Regarded by many as an eccentric genius, Tim Di Paravicini has been hand-crafting exceptional compressors and equalisers since the early 1970’s, in between building custom tube electronics for mastering suites and recording studios and heavyweight valve amplifiers and turntables for well-healed hifi aficionados around the world.

The EAR 660 is without doubt my favourite compressor for vocal tracking and bass guitar. It is neither a copy nor a child of the retro boom, but rather an original design from one of a handful of truly great British audio electronics designer.

What makes the 660 so special? Well, from a construction standpoint, Tim commissions massive bespoke handwound output transformers. The tubes are all carefully matched and wiring is point-to-point – handwired, in other words. And the sound? Thick and creamy but with the kind of clarity that allows a vocal to project from the mix without having to push the fader and crowd out the backing track.
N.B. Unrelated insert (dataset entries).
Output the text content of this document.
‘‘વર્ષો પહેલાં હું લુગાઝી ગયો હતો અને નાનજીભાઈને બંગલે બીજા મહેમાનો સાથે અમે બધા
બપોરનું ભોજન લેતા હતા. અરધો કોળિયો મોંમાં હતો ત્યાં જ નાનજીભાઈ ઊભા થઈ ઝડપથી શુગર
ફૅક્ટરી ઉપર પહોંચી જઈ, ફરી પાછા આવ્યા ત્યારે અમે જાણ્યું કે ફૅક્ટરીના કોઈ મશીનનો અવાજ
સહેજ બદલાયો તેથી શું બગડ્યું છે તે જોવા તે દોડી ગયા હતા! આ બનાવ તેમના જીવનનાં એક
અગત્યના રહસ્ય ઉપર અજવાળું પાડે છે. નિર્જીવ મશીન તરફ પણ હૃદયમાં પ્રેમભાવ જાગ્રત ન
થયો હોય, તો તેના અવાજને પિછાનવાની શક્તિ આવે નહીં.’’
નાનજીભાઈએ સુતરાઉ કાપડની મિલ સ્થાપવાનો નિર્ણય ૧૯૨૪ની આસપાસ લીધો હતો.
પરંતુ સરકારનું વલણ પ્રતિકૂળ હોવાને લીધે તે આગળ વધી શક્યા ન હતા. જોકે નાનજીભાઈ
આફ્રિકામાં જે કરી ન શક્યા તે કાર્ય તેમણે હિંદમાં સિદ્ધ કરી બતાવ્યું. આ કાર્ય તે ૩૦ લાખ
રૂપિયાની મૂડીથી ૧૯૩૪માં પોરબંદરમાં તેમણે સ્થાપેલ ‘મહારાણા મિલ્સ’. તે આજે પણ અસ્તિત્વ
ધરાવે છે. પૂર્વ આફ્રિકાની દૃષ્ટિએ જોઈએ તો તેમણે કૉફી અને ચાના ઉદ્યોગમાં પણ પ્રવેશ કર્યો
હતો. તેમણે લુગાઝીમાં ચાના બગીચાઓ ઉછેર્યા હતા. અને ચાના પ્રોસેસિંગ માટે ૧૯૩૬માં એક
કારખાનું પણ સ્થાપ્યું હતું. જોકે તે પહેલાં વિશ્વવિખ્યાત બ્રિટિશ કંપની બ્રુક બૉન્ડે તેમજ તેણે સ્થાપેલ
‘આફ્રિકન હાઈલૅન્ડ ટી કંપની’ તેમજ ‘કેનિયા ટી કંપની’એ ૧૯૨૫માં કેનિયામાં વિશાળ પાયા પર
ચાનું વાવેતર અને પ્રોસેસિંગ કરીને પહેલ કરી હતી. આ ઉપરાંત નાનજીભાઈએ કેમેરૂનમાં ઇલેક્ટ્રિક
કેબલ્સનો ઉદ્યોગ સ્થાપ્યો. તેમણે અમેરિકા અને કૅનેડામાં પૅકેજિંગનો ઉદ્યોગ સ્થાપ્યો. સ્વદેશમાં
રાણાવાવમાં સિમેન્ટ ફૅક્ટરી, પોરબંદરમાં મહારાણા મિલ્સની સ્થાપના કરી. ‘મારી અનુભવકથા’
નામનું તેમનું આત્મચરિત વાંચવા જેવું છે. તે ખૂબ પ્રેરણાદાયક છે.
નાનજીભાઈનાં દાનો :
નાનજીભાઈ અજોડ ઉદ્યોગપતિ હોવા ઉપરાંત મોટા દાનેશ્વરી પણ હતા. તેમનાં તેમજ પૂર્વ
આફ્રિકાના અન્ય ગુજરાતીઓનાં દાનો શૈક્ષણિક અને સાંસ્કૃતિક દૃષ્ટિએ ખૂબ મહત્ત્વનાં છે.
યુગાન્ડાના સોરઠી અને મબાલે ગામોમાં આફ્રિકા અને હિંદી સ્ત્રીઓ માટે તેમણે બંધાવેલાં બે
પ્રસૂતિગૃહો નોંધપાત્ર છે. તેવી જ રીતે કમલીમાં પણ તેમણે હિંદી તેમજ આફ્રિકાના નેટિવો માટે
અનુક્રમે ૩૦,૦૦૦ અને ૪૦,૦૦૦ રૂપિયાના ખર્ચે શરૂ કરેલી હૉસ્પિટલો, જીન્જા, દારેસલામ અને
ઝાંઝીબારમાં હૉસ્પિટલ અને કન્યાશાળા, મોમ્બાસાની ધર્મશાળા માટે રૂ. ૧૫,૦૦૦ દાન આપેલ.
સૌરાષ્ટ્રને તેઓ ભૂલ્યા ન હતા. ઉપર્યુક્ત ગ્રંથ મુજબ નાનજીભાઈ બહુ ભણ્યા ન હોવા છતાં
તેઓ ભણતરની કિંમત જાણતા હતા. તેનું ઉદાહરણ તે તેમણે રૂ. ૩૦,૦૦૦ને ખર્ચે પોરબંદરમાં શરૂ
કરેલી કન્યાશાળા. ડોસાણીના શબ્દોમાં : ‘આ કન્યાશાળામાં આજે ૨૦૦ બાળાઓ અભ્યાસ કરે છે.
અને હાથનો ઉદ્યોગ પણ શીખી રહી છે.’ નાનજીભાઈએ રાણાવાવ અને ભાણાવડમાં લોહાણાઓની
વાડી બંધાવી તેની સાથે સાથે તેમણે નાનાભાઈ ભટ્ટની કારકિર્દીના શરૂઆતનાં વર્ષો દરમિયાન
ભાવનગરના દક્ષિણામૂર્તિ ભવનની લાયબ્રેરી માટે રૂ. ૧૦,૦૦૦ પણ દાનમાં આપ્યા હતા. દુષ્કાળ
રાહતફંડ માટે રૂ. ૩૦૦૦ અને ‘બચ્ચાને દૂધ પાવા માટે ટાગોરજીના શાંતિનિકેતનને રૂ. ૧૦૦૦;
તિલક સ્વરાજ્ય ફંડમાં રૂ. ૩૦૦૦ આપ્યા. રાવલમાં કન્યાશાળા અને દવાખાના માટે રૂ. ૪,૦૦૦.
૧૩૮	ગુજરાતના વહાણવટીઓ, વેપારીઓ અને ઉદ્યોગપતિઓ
I recall an experiment we conducted back in the hazy, crazy days of Liverpool Road, over a decade ago. We had a whole bunch of Fairchilds, including three 660’s and Dave, our vintage and tube gear wizard, retubed the best and carefully lined it up. We then conducted a blindfold test for a dozen experienced engineers in which the Fairchild 660 and the EAR were compared on a whole bundle of different tracks and signals. The result? Eight of the engineers were unable to distinguish between the two compressors. The other four were split down the middle, two preferring the Fairchild and the others opting for the EAR. If anything, the EAR was slightly more positive at the bottom end, with the Fairchild being softer or even ‘woollier’ on bass. When the curtains were drawn back, all were amazed without exception – they assumed that they’d been listening to two Fairchild 660’s.

EAR gear is not cheap. Indeed, a pair of 660’s would cost as much as an entire rack of sexy US reissues. But they would make your mix purr, make your bass thump and give your vocals the gloss you’ve always dreamed of. This is handmade equipment from the workshop of a true master, and the price ticket (and often the waiting time) reflects this. But this particularly choosy and cynical audio pro is a believer, and I’ve spread the word to some of the leading recording and mix engineers in the business. If you wonder at the secret of their sound, then look no further than the EAR 660. It’s a work of genius, and that’s a word I don’t use lightly.”~ Eccentric

The EAR 660 Fairchild-type valve limiter/compressor is designed to limit or compress the signal with the barest minimum of interference below threshold, and the most subjectively satisfying operation on high level signals. The choice of attack and release times is similar to other limiter/compressors, but it is the characteristics of this unit around the “knee” of the attack/decay envelope that contribute to its excellent performance. The audio circuit conforms to the EAR principles of simplicity and subjective “transparency”, with low distortion at all normal signal levels. The onset of limiting is sufficiently gentle not to call attention to itself, although in fact the unit will react very rapidly to overload conditions when required.